One of the “secret sauces” at Marlin is its engineering staff. Marlin Steel’s staff is almost 25% mechanical engineers and designers. Chris Elwood, one of the first engineers on board, was pleased to report, “Custom sheet metal fabrication and wire basket designing is our sweet spot. The attendees were impressed with the level of engineering we brought to the client. We really understand the client’s fit, form, and function and it showed. If we get the 3Fs correct, we usually get the job.”
Marlin Steel has become a leader in the quest for lean excellence. Recently, Marlin was featured in a book about Lean Manufacturing entitled, “Going Lean Fieldbook: A Practical Guide to Lean Transformation and Sustainable Success” by Stephen Ruffa. Ruffa’s book describes Marlin Steel’s transformation from a commodity manufacturer to a precision sheet metal fabricator and custom wire basket manufacturer, proud of its prestigious clients like Toyota, Honda, BAE, Northrop, and Caterpillar. Formerly a domestically-focused bagel basket maker, Marlin now is exporting to more than 33 countries, including Greenblatt’s favorite customer location: Taiwan. “Imagine, from Baltimore to Taipei,” he is proud to report.
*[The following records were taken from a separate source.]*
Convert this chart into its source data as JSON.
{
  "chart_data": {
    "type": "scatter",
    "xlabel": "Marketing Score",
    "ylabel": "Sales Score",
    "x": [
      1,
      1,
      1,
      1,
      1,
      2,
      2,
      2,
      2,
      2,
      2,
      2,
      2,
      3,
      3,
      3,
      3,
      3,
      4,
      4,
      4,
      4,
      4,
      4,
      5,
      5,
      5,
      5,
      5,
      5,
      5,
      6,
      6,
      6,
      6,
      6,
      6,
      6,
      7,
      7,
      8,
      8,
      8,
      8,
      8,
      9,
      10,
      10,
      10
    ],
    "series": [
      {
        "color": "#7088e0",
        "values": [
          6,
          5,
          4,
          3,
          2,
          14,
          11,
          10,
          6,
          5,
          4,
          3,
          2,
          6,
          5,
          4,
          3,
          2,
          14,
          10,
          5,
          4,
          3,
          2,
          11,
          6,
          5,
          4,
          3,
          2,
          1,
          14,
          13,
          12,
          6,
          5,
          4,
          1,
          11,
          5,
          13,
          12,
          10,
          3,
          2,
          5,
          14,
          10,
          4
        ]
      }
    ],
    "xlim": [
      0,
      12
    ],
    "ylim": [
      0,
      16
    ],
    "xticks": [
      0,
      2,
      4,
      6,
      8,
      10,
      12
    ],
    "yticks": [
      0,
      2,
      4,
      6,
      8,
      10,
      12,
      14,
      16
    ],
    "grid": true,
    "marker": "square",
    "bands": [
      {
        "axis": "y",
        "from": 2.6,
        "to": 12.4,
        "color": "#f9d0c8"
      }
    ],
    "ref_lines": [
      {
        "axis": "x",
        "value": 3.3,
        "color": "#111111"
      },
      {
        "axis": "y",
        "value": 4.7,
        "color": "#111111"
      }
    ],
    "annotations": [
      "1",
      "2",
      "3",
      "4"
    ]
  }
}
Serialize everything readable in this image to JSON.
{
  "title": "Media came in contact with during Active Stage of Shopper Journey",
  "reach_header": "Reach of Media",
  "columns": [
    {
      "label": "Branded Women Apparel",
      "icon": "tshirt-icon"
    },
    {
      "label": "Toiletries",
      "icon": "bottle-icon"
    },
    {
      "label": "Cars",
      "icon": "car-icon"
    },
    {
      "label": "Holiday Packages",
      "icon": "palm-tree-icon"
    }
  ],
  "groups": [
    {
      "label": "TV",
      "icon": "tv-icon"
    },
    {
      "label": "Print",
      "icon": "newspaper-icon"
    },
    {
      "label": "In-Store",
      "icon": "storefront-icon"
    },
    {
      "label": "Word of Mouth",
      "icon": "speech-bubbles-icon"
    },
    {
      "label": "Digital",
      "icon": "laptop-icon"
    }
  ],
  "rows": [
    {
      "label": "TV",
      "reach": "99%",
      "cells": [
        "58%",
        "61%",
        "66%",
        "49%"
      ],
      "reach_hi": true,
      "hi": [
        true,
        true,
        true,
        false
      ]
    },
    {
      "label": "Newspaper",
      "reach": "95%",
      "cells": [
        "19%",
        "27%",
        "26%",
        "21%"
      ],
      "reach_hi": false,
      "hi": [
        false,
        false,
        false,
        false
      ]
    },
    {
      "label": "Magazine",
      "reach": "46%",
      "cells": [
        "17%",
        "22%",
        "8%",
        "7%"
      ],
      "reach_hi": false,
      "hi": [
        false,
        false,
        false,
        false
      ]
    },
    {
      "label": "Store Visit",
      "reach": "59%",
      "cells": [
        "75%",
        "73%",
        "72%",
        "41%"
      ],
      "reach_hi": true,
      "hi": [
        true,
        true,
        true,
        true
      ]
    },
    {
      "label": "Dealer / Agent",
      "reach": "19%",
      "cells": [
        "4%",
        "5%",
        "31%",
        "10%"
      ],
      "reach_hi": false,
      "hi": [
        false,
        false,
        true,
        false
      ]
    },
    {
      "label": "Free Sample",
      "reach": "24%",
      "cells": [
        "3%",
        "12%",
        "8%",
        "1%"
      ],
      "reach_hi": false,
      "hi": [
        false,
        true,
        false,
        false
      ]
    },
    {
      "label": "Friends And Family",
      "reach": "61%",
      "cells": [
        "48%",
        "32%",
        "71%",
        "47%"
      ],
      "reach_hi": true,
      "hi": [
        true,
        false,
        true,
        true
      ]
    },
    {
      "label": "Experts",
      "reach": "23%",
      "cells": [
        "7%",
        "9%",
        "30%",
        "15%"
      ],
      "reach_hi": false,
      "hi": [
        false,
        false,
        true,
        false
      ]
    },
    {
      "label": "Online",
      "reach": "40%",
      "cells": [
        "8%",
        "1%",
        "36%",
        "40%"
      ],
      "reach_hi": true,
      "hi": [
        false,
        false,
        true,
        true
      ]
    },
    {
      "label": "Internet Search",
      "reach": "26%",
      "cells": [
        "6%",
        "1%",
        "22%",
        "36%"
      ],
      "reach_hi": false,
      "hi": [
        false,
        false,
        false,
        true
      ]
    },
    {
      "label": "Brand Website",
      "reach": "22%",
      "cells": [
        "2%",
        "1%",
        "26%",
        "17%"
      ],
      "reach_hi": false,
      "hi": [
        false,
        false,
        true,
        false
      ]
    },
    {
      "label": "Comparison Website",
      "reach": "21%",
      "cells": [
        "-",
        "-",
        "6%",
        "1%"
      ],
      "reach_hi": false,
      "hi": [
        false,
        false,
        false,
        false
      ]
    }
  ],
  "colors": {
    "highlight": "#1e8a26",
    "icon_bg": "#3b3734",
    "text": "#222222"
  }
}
Drew Locher, Managing Director of Change Management Associates and AME's Mid-Atlantic Regional President, stated, “It is always a good opportunity to reflect after such events. One can get a sense of where companies are with regard to Operational Excellence, identify ‘gaps’ in the current body of knowledge…This is a great indicator that people are looking beyond the ‘tools’ to recognize that the concepts must be integrated in the fundamental way organizations manage on a day-to-day basis. This is a good sign indeed. We have always said that the tools are a means to an end. The end (not that there really is an end) is a culture of continuous improvement in all organizations.”
Locher continued that, “Interestingly, many attendees and the organizations that they represent are relatively new to lean, at two years or less. This is an excellent reminder that organizations are at different points in their transformation. Therefore, we in the lean community must be prepared to assist regardless of where a company may be in that journey from those just starting out to those that have been ‘at it’ for a number of years.”
Greenblatt summarized Marlin’s position: “We will have to be at this full-time, for as long as the eye can see. There is always a procedure that can be improved, a process that can be quickened, scrap that can be trimmed, and quality that can be sharpened. I look forward to the challenge of continuous improvement.”